The company, for example, administers the New Jersey Comfort Partners Program, a free energy saving and educational program for qualified low-income customers to make their homes healthier and cheaper by installing energy efficient measures.

“In New Jersey, though, there currently is a discussion regarding who should run statewide energy efficiency programs, and how much of the work, if any, will continue to be completed under the New Jersey Clean Energy program or by the utilities,” Callahan said. “It may cause confusion in the marketplace if these efforts are not coordinated.”

Callahan also shared her concern that what recently happened in Connecticut might also happen in New Jersey.

“If a state has a budget crunch, it may raid the funds made available for energy efficiency to help balance the state budget,” she said. “The uncertainty of legislative, regulatory and budget decisions is one that we always must prepare and adjust for.”

So far, the news in New Jersey is good.

“Legislation was recently passed that requires utilities to meet 2 percent of their demand with energy efficient measures,” Callahan said.

Gov. Phil Murphy signed into law in May the establishment and modification of clean energy and energy efficiency programs in New Jersey, requiring each public utility to implement measures to annually reduce the usage of resources in its service territory.

“States and their public utilities will be spending billions of dollars in the coming years on energy efficiency, which will create great opportunities for us to grow our business,” Callahan said. “In New Jersey, what will come from this legislation will hopefully be a five-year plan that will give us a chance to look at our opportunities to win bids and deliver excellent service.

“We don’t yet know what the size of the pie will be, but we are ready and willing to do the work.”

Women in energy

Kateri Callahan, CEO and president of CMC Energy Services, said she could count on one hand the number of women in the energy industry in the late 1980s.

“That somewhat changed with the advent of clean energy,” she said. “It wasn’t a crowded space, the boys’ network did not exist, and it was a way in for women.

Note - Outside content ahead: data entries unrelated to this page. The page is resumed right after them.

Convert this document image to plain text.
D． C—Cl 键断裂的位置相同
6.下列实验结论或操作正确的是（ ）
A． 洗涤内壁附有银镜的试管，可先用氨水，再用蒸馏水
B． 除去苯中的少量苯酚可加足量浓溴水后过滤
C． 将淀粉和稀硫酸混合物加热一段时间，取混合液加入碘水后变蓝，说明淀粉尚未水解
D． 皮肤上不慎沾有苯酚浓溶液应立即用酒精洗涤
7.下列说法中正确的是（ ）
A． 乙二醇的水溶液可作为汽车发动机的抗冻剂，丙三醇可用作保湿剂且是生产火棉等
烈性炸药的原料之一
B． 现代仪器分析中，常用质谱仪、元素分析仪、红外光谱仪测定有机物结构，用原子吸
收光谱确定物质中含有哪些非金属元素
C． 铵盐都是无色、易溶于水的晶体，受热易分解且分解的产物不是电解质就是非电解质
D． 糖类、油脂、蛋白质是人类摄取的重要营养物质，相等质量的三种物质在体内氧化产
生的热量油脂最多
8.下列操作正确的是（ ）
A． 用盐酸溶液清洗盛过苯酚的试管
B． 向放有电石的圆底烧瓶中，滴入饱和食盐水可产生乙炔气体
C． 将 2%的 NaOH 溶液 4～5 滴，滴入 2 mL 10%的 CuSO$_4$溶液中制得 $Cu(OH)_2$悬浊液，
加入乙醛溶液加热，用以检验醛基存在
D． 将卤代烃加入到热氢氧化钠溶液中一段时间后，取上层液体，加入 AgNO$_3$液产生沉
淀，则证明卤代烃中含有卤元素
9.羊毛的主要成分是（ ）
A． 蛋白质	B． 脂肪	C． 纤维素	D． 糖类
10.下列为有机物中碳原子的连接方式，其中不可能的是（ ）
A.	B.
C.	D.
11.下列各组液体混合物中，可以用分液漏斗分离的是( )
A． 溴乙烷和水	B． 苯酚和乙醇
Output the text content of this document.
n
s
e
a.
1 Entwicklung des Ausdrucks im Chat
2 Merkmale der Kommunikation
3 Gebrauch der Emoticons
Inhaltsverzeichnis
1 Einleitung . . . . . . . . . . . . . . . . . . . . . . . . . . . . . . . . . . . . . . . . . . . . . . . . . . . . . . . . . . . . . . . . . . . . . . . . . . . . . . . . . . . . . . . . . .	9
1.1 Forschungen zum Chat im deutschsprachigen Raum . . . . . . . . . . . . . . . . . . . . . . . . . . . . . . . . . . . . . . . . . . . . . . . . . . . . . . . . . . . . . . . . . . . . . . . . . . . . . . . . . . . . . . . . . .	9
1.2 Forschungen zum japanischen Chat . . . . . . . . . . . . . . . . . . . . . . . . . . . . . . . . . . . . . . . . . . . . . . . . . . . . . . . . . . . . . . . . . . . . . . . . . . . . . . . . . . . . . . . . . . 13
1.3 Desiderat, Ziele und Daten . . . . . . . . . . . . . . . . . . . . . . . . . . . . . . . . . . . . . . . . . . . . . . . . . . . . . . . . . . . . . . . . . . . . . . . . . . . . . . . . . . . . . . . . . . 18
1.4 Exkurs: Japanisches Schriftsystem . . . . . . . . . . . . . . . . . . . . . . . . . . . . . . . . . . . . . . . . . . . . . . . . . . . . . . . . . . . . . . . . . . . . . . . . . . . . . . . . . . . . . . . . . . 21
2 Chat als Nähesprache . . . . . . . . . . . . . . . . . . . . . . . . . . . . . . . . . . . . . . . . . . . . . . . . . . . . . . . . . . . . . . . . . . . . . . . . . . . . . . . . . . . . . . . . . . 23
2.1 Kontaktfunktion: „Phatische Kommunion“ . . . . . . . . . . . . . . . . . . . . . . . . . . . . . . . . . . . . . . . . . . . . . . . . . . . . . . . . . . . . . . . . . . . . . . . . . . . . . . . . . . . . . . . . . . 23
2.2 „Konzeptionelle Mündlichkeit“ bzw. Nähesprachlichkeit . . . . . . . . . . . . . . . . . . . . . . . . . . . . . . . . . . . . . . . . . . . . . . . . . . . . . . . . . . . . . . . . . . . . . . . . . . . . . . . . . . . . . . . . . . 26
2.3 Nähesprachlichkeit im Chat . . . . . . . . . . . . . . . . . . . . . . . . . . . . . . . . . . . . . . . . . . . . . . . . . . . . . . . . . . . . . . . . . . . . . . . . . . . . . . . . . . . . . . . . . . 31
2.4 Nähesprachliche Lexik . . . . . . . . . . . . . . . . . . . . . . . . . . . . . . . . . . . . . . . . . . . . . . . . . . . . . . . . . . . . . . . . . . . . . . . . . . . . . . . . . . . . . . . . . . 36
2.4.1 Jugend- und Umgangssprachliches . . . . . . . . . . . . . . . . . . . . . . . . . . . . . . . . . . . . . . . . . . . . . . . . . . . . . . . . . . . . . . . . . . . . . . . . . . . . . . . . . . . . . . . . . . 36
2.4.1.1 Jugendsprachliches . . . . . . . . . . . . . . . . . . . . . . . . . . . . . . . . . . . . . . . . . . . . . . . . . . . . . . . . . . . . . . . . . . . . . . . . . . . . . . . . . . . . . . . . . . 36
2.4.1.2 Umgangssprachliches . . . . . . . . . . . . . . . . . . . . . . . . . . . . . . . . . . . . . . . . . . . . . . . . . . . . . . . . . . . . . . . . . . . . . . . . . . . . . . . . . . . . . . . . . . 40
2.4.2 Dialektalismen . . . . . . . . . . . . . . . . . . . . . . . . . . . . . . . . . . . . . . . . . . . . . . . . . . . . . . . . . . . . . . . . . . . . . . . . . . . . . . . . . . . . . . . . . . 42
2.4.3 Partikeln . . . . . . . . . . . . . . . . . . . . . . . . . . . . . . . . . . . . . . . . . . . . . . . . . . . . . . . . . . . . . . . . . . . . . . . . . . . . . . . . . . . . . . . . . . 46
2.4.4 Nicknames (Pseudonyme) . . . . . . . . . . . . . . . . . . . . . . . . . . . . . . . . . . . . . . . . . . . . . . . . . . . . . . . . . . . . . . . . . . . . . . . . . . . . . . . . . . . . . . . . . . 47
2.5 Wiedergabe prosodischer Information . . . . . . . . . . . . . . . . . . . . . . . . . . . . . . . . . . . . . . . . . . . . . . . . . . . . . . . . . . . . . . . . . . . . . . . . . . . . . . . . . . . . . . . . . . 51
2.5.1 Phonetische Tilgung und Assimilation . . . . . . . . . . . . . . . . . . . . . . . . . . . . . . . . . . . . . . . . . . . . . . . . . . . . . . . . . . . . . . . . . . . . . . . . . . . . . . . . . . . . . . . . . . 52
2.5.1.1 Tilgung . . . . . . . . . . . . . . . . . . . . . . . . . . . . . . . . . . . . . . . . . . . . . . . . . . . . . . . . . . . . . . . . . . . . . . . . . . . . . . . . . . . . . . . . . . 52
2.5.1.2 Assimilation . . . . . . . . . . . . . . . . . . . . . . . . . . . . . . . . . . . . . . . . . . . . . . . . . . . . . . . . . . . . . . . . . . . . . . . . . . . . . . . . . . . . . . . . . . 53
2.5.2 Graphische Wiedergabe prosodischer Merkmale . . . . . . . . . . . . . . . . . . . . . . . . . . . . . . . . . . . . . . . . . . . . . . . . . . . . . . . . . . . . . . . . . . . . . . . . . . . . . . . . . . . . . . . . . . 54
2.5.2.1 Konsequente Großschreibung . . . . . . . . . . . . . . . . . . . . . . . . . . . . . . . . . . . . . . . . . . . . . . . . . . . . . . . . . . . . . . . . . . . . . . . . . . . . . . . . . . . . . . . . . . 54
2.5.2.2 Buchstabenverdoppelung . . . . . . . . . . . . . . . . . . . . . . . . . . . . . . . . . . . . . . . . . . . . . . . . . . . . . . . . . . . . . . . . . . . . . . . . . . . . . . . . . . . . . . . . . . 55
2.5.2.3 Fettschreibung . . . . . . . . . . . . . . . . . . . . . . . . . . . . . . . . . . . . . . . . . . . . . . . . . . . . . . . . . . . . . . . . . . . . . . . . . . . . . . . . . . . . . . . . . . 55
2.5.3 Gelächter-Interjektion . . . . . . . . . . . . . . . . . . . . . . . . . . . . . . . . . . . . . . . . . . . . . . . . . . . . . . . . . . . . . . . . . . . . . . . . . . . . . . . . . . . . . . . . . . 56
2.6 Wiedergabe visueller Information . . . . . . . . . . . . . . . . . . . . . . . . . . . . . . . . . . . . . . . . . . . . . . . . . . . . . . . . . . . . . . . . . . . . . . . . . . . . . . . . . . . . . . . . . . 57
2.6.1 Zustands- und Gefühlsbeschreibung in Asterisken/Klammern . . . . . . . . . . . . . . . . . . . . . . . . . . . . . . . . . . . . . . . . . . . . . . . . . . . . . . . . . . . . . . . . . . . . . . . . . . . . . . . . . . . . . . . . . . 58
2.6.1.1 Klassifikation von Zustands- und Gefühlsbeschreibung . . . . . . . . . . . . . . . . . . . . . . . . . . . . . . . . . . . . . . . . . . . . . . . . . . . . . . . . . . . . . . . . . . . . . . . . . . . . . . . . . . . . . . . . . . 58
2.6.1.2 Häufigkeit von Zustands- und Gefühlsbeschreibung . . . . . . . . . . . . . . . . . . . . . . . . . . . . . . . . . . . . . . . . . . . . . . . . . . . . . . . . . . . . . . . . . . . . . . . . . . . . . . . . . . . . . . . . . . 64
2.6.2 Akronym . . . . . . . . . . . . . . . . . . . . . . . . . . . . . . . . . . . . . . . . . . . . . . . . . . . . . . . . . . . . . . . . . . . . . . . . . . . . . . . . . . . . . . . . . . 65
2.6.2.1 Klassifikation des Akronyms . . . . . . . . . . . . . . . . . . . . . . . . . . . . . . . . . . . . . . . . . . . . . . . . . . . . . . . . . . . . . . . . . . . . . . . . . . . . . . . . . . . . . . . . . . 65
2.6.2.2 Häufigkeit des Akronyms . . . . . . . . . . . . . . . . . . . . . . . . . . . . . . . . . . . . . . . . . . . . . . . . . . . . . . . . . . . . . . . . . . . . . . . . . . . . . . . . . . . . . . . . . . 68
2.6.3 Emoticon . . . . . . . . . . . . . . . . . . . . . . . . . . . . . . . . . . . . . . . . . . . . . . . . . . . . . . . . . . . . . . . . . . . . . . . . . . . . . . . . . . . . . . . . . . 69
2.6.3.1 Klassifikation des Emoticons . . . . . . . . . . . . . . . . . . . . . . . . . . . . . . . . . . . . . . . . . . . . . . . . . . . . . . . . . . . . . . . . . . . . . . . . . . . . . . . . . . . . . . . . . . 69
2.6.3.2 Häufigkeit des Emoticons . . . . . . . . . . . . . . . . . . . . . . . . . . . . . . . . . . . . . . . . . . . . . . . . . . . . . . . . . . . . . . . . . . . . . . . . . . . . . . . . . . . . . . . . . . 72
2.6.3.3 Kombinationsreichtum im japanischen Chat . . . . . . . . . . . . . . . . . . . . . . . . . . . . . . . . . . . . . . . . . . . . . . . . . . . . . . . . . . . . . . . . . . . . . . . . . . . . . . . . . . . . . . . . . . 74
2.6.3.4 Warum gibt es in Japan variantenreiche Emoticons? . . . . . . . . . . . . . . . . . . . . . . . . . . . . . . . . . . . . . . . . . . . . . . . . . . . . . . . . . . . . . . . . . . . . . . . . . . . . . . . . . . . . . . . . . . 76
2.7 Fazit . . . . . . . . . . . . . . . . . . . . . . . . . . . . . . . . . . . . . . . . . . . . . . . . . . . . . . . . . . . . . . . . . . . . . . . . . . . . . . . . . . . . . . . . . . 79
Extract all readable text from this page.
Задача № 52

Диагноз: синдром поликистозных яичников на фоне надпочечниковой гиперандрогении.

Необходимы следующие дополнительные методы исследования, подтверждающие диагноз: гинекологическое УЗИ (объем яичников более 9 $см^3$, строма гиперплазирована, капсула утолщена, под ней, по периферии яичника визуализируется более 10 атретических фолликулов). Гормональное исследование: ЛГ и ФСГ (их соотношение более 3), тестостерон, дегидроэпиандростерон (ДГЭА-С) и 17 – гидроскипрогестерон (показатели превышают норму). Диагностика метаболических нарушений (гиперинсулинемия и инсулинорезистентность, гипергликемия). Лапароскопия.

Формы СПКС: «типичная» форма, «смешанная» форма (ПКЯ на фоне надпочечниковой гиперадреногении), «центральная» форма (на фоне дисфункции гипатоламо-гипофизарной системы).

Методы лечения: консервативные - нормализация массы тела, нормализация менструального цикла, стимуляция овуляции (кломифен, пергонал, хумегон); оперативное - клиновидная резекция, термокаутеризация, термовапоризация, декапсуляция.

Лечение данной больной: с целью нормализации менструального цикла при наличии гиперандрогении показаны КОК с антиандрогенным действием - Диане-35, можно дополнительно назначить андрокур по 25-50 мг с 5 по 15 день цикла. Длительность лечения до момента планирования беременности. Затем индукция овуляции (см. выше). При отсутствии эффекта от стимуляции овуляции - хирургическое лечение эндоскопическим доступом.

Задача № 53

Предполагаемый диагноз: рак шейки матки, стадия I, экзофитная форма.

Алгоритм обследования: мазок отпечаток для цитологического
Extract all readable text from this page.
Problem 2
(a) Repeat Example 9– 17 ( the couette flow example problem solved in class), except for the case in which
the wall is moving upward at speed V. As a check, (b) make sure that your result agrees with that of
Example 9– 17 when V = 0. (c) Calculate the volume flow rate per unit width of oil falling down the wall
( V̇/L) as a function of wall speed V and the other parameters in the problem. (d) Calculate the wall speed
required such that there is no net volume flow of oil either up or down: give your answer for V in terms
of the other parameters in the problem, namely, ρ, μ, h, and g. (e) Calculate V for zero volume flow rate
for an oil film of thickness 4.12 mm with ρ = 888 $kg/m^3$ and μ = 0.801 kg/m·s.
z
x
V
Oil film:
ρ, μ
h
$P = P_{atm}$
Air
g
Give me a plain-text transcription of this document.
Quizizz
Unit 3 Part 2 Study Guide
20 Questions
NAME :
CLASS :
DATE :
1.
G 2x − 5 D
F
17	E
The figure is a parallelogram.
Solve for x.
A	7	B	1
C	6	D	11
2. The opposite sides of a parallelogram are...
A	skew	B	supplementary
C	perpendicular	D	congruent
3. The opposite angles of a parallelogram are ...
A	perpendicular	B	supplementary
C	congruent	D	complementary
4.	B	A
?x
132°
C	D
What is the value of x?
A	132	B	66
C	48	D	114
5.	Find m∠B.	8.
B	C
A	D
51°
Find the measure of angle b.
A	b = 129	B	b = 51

“I also think the notion of providing new ways to use energy more wisely and in ways less harmful to the environment proved attractive to women looking for a mission to help others, and not just a paycheck.”

At CMC Energy Services, the entire leadership team is female, and, in New Jersey, women also make up more than a third of its employee base.

“We have benefited tremendously by having women leadership in energy, but we need more women like me who want to come and spend their careers in this space,” Callahan said.

To that end, Callahan, a member of C3E Ambassadors, a group of senior professionals committed to the recruitment, retention and advancement of women in clean energy, said she plans to continue this mission in her new role at CMC Energy Services.